Optimizing high-performance cloud computing to enable real-time high-throughput SARS-CoV-2 whole genome sequence analysis

Published in 28th International Dynamics & Evolution of Human Viruses, 2021

Recommended citation: Moshiri N (2021). "Optimizing high-performance cloud computing to enable real-time high-throughput SARS-CoV-2 whole genome sequence analysis." 28th International Dynamics & Evolution of Human Viruses. Poster.
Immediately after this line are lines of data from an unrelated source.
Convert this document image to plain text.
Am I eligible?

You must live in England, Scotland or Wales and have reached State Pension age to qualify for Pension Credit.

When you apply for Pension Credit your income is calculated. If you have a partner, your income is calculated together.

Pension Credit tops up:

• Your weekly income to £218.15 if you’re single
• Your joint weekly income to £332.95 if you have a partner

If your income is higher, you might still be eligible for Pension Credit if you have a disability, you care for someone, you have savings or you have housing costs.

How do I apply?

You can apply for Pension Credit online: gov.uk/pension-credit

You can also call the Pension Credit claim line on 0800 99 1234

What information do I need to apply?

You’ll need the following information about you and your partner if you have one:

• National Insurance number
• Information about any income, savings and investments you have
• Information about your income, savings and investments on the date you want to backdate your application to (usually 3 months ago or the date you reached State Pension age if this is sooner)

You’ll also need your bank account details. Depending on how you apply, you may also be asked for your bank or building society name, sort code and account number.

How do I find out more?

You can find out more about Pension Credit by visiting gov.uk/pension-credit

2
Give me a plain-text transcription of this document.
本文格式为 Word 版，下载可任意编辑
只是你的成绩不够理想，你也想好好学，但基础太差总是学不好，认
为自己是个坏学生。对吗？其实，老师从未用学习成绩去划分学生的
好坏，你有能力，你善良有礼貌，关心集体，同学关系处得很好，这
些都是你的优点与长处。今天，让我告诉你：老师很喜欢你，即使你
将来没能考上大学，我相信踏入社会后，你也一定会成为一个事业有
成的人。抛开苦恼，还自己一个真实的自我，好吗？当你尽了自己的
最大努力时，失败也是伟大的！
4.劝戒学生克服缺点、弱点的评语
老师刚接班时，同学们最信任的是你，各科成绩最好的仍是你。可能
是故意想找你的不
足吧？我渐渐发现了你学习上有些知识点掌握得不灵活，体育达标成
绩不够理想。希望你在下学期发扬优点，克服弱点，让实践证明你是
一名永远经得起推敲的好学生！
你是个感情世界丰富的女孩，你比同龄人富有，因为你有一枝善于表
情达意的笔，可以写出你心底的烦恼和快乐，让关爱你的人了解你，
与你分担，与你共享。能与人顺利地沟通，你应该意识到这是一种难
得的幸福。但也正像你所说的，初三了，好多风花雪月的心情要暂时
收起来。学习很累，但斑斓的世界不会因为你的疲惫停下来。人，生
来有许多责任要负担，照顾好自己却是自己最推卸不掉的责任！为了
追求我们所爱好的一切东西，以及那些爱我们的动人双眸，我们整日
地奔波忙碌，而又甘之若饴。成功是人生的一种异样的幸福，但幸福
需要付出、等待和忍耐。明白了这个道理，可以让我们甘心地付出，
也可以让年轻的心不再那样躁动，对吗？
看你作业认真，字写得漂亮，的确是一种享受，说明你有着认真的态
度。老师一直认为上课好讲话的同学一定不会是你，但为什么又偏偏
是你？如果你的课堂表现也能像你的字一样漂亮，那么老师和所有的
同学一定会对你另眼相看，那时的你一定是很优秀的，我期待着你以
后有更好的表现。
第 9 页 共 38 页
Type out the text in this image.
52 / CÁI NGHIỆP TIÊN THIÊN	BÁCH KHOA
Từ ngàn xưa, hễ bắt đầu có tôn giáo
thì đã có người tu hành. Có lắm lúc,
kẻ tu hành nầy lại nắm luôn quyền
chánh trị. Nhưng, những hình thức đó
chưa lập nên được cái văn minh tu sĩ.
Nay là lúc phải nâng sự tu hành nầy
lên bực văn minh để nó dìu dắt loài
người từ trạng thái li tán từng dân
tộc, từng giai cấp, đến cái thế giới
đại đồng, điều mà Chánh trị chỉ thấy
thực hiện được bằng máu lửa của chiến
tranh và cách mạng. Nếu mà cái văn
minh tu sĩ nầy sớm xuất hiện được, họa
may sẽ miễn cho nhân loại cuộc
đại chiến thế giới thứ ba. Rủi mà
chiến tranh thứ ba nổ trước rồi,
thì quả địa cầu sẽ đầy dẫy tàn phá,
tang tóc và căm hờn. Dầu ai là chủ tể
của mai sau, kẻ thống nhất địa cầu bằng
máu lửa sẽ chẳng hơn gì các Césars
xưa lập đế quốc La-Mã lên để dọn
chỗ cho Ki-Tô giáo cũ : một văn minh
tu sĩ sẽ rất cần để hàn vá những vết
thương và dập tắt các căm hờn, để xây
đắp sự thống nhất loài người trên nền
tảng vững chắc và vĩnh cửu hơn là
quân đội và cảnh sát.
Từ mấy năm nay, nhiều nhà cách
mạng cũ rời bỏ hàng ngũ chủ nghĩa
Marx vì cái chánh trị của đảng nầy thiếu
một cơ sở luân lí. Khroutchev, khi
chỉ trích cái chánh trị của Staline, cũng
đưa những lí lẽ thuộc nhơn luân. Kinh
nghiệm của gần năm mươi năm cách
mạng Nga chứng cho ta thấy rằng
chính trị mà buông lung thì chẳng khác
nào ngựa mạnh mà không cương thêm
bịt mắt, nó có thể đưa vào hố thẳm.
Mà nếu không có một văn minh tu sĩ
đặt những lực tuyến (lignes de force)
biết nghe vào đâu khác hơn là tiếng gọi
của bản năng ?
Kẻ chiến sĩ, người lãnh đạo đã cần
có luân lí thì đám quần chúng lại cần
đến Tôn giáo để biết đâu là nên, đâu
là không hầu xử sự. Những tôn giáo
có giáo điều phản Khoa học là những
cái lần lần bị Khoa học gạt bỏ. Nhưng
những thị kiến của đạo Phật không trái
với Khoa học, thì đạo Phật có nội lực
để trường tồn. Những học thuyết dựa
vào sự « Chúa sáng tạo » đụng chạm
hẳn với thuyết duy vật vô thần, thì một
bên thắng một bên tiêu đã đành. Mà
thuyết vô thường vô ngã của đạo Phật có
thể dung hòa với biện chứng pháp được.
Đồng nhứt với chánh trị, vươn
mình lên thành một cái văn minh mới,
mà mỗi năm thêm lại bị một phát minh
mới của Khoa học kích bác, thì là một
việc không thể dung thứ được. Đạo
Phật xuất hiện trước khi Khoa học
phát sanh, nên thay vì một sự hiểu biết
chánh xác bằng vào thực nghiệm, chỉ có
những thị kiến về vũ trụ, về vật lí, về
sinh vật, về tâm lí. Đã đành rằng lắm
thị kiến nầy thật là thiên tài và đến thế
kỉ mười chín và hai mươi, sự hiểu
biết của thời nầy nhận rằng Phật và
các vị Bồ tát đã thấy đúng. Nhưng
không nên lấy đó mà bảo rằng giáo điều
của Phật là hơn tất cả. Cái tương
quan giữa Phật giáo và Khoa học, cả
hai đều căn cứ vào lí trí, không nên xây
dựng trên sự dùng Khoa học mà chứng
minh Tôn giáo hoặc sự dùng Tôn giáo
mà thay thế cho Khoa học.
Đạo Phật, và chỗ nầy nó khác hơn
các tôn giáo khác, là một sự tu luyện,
Throughout the COVID-19 pandemic, molecular epidemiology has proven vital to the surveillance of the spread of novel SARS-CoV-2 variants across the world. Such information can provide actionable public health information, but only if it can be provided in real-time. Advances in next-generation sequencing machines (e.g. Illumina NovaSeq) have enabled the generation of ultra-large SARS-CoV-2 whole genome sequence (WGS) datasets (close to 1,000 samples in a single run), but the sheer volume of data obtained poses a new challenge: how can standard Bioinformatics analysis workflows be executed rapidly enough to keep up? In this talk, I will present results of profiling that was performed on the steps of a standard SARS-CoV-2 WGS analysis workflow, and I will demonstrate a cloud-based high-performance computing setup implemented on the Google Cloud Platform for analyzing SARS-CoV-2 WGS datasets in bulk that is able to process close to 1,000 samples in under 2 hours.